Prove without using a calculator: \( \quad \frac{\cos 315^{\circ}+1}{\sin 315^{\circ}-1}=-1 \) Evaluate without using a calculator: \( \sqrt{4^{\sin 150^{\circ}} .2^{3 \tan 225^{\circ}}} \) Show that \( \theta=30^{\circ} \) is a solution to \( (\sin \theta)^{\sin \theta}=\frac{1}{\sqrt{2}} \)

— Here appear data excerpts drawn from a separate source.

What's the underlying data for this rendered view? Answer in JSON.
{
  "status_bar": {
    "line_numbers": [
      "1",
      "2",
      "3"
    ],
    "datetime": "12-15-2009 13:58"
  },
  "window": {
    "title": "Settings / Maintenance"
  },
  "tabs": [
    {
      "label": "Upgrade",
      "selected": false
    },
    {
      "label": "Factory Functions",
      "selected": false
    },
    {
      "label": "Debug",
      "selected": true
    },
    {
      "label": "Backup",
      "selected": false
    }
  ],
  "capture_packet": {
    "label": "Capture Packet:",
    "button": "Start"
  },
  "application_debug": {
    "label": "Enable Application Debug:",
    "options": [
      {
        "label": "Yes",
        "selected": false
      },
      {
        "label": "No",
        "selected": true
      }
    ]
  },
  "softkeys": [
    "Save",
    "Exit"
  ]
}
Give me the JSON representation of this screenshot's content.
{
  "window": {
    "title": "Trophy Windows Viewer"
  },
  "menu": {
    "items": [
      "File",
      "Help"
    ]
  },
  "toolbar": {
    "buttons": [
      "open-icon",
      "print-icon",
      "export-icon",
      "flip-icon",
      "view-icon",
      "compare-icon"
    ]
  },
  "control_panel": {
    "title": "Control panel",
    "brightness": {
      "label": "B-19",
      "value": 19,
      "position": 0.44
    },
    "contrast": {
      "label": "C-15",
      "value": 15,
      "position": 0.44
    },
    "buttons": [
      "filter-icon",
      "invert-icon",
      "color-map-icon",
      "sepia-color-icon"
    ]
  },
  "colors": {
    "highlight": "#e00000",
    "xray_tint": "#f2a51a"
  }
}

To prove \( \frac{\cos 315^{\circ}+1}{\sin 315^{\circ}-1}=-1 \), we start by determining the values of \( \cos 315^{\circ} \) and \( \sin 315^{\circ} \). Since \( 315^{\circ} \) is in the fourth quadrant, we have: \[ \cos 315^{\circ} = \cos(360^{\circ} - 45^{\circ}) = \cos 45^{\circ} = \frac{\sqrt{2}}{2}, \] \[ \sin 315^{\circ} = \sin(360^{\circ} - 45^{\circ}) = -\sin 45^{\circ} = -\frac{\sqrt{2}}{2}. \] Now substituting these values into the original expression: \[ \frac{\frac{\sqrt{2}}{2} + 1}{-\frac{\sqrt{2}}{2} - 1} = \frac{\frac{\sqrt{2}}{2} + \frac{2}{2}}{-\frac{\sqrt{2}}{2} - \frac{2}{2}} = \frac{\frac{\sqrt{2} + 2}{2}}{-\frac{\sqrt{2} + 2}{2}} = -1. \] Thus, the equation holds. Now, let's evaluate \( \sqrt{4^{\sin 150^{\circ}} \cdot 2^{3 \tan 225^{\circ}}} \). We know: \[ \sin 150^{\circ} = \sin(180^{\circ} - 30^{\circ}) = \sin 30^{\circ} = \frac{1}{2}, \] \[ \tan 225^{\circ} = \tan(180^{\circ} + 45^{\circ}) = \tan 45^{\circ} = 1. \] Substituting the trigonometric values: \[ 4^{\sin 150^{\circ}} = 4^{\frac{1}{2}} = 2, \] \[ 2^{3 \tan 225^{\circ}} = 2^{3 \cdot 1} = 2^{3} = 8. \] Now we compute the expression: \[ \sqrt{4^{\sin 150^{\circ}} \cdot 2^{3 \tan 225^{\circ}}} = \sqrt{2 \cdot 8} = \sqrt{16} = 4. \] Finally, we'll show that \( \theta = 30^{\circ} \) is a solution to the equation \( (\sin \theta)^{\sin \theta} = \frac{1}{\sqrt{2}} \): Calculating \( \sin 30^{\circ} \): \[ \sin 30^{\circ} = \frac{1}{2}. \] Now substituting this into the equation: \[ \left(\frac{1}{2}\right)^{\frac{1}{2}} = \sqrt{\frac{1}{2}} = \frac{1}{\sqrt{2}}. \] Since both sides of the equation are equal, \( \theta = 30^{\circ} \) is indeed a solution to the equation.